Na chegada, ao entrarmos na avenida do Centro de Convenções, onde se realizaria o congresso, fomos recebidos em ovação pelos que lá estavam.
Só de São Paulo éramos quase 600 delegados. Ao chegarmos em Salvador, nos juntamos com os outros estudantes do Brasil inteiro, somamos então 10 mil. A cidade nos recebia agitada, em festa, mas povoada de militares e membros da tropa de choque, com escudos, capacetes, cachorros, cavalos e armas.
Eu tinha 20 anos, fazia parte da diretoria do Centro Acadêmico da Química da USP, e havia sido eleita para representar os estudantes do Instituto de Química.
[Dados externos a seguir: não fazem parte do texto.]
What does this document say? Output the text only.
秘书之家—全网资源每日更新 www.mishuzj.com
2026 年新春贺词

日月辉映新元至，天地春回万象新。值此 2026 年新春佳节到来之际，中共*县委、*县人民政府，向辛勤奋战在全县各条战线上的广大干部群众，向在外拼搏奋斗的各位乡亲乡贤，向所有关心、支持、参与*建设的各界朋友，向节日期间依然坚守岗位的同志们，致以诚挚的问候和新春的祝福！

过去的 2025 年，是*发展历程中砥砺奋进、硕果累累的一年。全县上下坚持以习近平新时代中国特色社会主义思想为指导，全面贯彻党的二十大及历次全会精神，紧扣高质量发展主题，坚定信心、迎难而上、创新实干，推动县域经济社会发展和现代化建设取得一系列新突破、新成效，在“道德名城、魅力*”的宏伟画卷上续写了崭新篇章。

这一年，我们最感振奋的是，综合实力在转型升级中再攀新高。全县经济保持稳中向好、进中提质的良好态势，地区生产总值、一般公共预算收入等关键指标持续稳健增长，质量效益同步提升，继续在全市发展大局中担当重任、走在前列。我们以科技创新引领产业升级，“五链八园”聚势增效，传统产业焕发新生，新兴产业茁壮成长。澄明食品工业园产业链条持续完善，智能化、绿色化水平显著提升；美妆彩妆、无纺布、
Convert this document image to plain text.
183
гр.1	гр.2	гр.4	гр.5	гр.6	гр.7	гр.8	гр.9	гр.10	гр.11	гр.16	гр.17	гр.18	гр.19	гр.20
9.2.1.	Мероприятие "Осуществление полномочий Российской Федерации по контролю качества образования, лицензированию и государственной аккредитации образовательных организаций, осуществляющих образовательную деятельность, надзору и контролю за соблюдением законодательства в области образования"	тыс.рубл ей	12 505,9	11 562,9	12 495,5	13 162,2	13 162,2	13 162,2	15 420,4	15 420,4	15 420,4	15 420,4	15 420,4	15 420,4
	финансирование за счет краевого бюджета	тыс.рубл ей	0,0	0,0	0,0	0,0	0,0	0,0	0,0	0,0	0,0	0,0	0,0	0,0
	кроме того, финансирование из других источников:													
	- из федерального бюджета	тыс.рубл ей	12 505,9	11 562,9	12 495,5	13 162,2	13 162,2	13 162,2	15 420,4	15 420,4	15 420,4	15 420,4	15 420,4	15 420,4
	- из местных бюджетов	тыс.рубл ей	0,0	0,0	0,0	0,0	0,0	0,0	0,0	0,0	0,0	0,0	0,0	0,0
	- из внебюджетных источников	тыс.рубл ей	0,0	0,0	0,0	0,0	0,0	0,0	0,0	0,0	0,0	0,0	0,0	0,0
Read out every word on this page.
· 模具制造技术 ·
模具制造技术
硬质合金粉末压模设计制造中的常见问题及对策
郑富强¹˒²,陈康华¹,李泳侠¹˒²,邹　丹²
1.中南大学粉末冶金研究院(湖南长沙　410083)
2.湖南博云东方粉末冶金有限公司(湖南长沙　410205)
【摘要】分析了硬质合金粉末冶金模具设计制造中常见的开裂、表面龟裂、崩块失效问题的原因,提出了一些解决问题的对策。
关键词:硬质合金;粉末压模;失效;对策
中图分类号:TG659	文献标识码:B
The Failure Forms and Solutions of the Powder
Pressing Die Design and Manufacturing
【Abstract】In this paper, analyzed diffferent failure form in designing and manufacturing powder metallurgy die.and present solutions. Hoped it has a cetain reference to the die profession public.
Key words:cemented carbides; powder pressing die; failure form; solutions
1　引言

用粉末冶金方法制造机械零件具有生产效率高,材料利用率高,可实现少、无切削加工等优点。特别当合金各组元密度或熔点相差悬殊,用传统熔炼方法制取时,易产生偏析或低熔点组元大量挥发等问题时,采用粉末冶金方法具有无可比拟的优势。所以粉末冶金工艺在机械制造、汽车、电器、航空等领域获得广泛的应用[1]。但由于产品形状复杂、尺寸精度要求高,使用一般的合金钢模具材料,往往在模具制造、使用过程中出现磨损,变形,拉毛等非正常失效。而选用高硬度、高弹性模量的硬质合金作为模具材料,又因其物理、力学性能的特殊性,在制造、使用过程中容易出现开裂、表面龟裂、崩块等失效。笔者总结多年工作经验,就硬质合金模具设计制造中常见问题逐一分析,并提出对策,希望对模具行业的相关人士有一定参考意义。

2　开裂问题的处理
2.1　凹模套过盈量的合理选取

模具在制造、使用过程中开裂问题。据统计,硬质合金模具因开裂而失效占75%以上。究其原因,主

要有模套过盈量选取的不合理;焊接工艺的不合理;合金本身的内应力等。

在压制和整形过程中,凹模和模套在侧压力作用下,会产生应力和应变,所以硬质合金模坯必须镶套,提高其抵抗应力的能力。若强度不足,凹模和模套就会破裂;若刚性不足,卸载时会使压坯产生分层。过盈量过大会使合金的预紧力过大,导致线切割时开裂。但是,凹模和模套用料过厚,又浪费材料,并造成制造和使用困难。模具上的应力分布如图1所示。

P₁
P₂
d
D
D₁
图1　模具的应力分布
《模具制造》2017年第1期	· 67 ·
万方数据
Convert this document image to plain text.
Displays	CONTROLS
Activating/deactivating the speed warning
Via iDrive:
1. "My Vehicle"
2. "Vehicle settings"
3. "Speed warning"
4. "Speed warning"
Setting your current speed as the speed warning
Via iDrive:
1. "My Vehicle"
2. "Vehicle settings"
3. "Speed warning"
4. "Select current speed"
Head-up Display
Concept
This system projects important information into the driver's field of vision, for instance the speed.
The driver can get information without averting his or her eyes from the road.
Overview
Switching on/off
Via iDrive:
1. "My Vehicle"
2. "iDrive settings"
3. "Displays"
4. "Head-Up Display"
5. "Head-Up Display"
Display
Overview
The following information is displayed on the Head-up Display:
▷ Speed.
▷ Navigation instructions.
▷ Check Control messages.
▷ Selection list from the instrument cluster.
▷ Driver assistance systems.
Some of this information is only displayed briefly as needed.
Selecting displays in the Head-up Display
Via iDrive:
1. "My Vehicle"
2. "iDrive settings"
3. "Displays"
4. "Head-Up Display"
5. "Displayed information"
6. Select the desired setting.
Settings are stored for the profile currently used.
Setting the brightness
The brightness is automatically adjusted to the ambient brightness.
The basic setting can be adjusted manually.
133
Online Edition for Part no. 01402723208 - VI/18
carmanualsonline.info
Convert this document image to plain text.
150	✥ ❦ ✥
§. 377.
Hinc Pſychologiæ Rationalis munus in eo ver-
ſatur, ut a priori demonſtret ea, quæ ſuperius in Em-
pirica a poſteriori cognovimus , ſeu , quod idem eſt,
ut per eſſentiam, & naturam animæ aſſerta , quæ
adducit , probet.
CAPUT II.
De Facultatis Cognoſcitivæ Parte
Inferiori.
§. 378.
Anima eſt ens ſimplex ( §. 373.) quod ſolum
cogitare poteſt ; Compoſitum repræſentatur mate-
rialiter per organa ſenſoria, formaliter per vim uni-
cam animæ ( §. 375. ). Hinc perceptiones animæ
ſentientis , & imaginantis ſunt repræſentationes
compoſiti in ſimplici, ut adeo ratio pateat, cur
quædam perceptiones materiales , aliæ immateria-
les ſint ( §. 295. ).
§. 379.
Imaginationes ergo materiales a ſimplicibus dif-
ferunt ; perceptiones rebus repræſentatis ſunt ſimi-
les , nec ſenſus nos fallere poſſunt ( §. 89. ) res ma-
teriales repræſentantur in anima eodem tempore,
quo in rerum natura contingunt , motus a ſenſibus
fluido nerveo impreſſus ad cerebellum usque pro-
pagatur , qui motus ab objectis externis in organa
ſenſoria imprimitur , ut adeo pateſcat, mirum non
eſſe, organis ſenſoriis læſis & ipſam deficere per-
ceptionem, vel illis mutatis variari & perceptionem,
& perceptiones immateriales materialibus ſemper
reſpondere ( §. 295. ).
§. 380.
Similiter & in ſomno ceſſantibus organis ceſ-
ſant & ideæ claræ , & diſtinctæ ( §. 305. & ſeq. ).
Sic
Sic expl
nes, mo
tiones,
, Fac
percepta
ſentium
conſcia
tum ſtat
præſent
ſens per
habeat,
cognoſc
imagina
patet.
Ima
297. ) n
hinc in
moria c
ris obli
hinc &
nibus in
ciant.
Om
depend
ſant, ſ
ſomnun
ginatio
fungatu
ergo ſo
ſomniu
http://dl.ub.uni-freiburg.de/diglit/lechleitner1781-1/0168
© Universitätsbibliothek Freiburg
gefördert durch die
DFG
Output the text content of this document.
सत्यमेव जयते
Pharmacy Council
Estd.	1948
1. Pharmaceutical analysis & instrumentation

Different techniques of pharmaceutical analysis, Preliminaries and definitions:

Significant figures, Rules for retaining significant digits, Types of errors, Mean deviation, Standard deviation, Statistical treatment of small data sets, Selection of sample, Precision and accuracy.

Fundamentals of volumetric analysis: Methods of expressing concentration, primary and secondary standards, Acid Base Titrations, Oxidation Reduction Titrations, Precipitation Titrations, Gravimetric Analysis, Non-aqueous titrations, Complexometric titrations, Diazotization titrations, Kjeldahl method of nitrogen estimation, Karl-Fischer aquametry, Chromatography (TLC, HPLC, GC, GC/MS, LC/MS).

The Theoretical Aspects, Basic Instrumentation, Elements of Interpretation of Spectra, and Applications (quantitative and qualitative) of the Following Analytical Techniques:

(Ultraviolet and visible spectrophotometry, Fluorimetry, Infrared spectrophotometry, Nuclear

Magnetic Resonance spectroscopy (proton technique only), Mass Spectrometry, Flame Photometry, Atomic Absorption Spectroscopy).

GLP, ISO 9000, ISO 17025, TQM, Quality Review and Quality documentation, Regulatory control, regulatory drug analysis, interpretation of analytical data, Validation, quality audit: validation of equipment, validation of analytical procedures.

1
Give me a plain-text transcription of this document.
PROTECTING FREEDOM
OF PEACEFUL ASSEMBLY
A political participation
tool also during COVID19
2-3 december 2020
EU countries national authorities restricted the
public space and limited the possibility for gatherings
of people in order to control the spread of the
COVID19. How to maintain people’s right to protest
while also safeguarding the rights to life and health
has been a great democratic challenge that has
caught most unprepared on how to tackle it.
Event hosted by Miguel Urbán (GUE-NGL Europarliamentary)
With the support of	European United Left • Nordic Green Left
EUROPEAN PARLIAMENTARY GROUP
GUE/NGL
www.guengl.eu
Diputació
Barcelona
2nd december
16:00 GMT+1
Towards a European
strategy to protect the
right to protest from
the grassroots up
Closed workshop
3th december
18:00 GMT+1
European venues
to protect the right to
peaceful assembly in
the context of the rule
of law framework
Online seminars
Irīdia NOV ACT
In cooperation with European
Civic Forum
Era pura emoção, afinal, rumávamos para a reconstrução da UNE, colocada na clandestinidade pela ditadura militar em 1964.

trecho do depoimento de
Thais Sauaya Pereira
Leia texto completo em
http://www.facasper.com.br/cultura/site/ensaio.php?tabela=&id=97

Centro de Convenções



Todos os cantos do inacabado Centro de Convenções de Salvador serviam para acomodar os congressistas, todos sabendo fazer a hora e não esperando acontecer.
As escadarias, sem qualquer proteção, eram pontos privilegiados pela ampla visão da mesa do Congresso.
A verdade é que as acomodações eram péssimas, com a maioria dos presentes sentados no chão, mas de lá ninguem saia sem ver reconstruida a entidade que serviu de vanguarda na resistência ao golpe militar em 1964, que insistiu bravamente durante quatro anos na contestação do regime.
Era 1968 e o AI-5 colocava na clandestinidade a representação estudantil. Dai até 1971, seus dirigentes abnegados usavam nomes falsos e dormiam em onibus para não serem presos.
E então a UNE desapareceu junto com Honestino Guimarães, seu ultimo presidente.
Mas em 1973, na Usp, o que parecia morto já renascia.
E em 1979 se conquistava a obrigação de reconhecer a entidade como vanguarda na defesa do fim do regime militar, ao empunhar publicamente a palavra de ordem:
"Abaixo a Ditadura"

BLOQUEIO


Bloqueio na estrada organizado pela policia militar e rodoviária, um dos muitos.
Assim de memória lembro de Jacarei, Guaratingueta, Cruzeiro e Divisa com o Rio de Janeiro na Dutra.
Ai resolvemos abandonar esta estrada e desviar da repressão indo na direção de Vassouras. Ledo engano, por lá também haviam barreiras.
Neste caso percebam, vários onibus detidos, todos os documentos recolhidos.
Suspense, negociações e então começam a liberar um por um, em intervalos de 15 a 30 minutos, logo descobrimos que os onibus liberados partiram com documentos trocados para serem parados logo depois em outra barreira.

ABERTURA DO CONGRESSO


Ato de Abertura do 31º Congresso da União Nacional de Estudantes - UNE. Ótima oportunidade para identificar os personagens da foto. Figuras carimbadas e emblemáticas da antiga e nova esquerda.
Bem no canto direito discursa José Serra, como ex-presidente gestão 1964, ano do golpe militar. Nessa época ele integrava a AP, Ação Popular, organização derivada da Juventude Universitária Católica - JUC.
Ao seu lado Rui Cesar que seria o primeiro presidente da UNE reconstruida.
Observando os dois estão os personagens a serem identificados.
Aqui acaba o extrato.